Automotive MCUs
The auto world already uses plenty of different instruction sets: Power, ARM, Aurix, STM 16 bit, japanese Hitachi-PDP11 (no joking), japanese Mitsubish and probably 25 other instruction sets. It looks like the japanese now switch to ARM and use these controllers also in cameras, TVs etc.
That is possible, because automotive control units are custom-developed from pcb to housing to connectors to software. There is now some standardization from the AUTOSAR operating system, which is typically delivered in source by Vector Informatik. Modern auto software is fully done in C and is (to 99,99% of code) only a recompile away from a new mikrocontroller, if Vector Informatik has ported the OS to this MCU. Drivers are a different story, of course as they must fit to the MCU registers.
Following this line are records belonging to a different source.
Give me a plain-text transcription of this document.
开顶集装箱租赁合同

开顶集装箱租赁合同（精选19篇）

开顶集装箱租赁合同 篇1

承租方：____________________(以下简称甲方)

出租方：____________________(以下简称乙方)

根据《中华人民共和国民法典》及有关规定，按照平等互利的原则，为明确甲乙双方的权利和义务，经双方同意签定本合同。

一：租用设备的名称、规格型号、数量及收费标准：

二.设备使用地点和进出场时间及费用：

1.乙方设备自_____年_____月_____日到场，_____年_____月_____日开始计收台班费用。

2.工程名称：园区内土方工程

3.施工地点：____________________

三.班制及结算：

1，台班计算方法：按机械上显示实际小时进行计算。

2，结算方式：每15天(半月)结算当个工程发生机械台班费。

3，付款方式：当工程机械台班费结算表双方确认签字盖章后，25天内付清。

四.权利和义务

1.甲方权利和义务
The control unit developer company must then demonstrate that the unit will meet all requirements defined by the auto company for the unit (including timing requirements). Unit and software testing should be done on the new controller to see that the compiler and the processor dont have funny behaviour. There is no additional effort for a new instruction set to perform this. Rather, the big effort is to define, create and debug all of these test cases.
In the IT sphere, a properly developed C++, Rust or Sappeur program will simply rebuild and run nicely on any major POSIX platfrom and CPU. If not, it is almost always due to a hidden bug. I have done this with great success from SPARC to ARM to ELBRUS:
http://sappeur.ddnss.de/
http://gauss.ddnss.de/
For example, the ELRBUS instruction set is a secret, but there exists a nice tcc C++ compiler. I never bothered to look at the generated binary code, it just runs quite nicely at approx RPI speed.